Pushing groups to your Quickbase account/realm
When you push groups from Okta, the groups will be created in your Quickbase account/realm.
-
On the Push Groups tab, select Push Groups and select Find groups by name.
-
Enter the group you want to push to Quickbase in the text field, and then select it from the group list.
-
Verify that the Push group memberships immediately check box is selected.
-
Verify that Create Group is selected.
-
Select Save to push the group; or if you have additional groups you want to push, select Save & Add Another.
Deleting groups from your Quickbase account/realm
When you unlink and delete pushed groups from Okta, the groups will be deleted from your Quickbase account/realm.
However, the group and individual users that were pushed through the group to your Quickbase account/realm will not be affected. To remove these users' access to your Quickbase account/realm, you must un-assign the groups from the Assignment tab.
To unlink and delete groups from your Quickbase account/realm:
-
On the Push Groups tab, locate the group you want to delete from the Pushed groups list.
-
Select the down-arrow in the Push Status of the group.
-
Select Unlink pushed group.
-
Select Delete the group in the target app (recommended) and then select Unlink.
To un-assign groups and remove these users' access to your Quickbase account/realm:
-
On the Assignments tab, select FILTERS and then select Groups.
-
Select X next to the group you want to remove from your application.
-
Select OK to confirm that you want to un-assign and remove the group.
Restrictions
-
The maximum length for user first name, last name, email, and username is 255 characters.
-
Spaces are not allowed in username and email values.
-
When pushing a group, Quickbase does not support linking existing groups that were created in Quickbase to groups that were created in Okta. When requesting a Refresh App Groups in Okta, Quickbase returns the groups that were provisioned in Okta, but excludes any groups that were created in Quickbase.
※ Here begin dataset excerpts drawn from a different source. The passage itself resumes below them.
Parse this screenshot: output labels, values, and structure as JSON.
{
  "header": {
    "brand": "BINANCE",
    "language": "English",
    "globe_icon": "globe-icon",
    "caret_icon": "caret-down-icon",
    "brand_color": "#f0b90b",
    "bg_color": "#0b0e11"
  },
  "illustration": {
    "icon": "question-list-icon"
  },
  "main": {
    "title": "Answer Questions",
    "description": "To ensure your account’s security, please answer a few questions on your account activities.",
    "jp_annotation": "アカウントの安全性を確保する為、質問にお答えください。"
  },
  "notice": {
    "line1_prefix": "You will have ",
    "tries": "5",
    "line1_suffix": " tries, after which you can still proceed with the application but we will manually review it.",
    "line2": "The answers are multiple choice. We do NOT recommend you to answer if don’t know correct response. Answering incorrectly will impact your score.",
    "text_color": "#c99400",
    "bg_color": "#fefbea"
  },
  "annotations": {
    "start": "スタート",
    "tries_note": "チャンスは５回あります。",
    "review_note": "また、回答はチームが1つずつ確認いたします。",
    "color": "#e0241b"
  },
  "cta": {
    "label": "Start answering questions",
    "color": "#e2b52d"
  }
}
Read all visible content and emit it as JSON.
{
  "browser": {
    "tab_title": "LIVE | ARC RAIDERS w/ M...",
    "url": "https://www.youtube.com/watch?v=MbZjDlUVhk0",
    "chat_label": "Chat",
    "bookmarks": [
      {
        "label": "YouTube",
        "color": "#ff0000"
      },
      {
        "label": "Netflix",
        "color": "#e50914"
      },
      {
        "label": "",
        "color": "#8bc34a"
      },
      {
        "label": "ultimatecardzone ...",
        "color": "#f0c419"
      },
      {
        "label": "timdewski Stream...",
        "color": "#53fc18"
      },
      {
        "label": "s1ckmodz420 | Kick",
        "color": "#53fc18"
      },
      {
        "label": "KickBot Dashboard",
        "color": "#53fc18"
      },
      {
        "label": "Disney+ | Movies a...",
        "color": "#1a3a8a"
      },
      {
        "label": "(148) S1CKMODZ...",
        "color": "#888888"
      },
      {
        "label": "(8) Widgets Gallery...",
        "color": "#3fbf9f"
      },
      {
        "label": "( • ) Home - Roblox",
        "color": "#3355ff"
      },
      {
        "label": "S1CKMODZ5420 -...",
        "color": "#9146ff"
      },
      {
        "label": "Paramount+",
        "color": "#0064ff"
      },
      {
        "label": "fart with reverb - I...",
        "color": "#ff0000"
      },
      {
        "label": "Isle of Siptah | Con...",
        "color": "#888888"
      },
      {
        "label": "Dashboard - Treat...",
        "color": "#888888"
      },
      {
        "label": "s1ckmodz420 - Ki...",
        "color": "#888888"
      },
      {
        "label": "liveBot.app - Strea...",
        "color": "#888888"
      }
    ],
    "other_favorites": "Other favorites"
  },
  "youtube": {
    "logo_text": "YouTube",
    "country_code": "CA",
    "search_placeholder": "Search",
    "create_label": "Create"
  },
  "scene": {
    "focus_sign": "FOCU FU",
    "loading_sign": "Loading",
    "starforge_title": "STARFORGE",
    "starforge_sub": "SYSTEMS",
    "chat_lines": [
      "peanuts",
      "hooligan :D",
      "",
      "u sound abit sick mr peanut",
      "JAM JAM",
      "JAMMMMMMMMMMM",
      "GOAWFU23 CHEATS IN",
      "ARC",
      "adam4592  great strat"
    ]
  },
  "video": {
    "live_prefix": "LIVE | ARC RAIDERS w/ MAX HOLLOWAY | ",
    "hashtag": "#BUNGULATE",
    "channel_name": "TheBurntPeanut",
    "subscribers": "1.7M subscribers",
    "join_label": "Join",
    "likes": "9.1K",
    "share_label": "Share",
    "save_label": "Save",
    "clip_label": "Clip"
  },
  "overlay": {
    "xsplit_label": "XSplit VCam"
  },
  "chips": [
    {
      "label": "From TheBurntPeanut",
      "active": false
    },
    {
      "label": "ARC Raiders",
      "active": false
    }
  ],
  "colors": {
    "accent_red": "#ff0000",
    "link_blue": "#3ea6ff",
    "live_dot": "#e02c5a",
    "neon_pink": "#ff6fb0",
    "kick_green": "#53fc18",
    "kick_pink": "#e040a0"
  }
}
As a result, the Quickbase groups are not listed in Link Group.
-
When using Push Now to resynchronize a group, any Quickbase users (users who were added to the group in Quickbase) are not affected in the Quickbase group. Okta is master for the group only for those users who were provisioned in Okta.
Troubleshooting
To troubleshoot errors with provisioning, read Troubleshooting IdM provisioning in the Quickbase API Guide.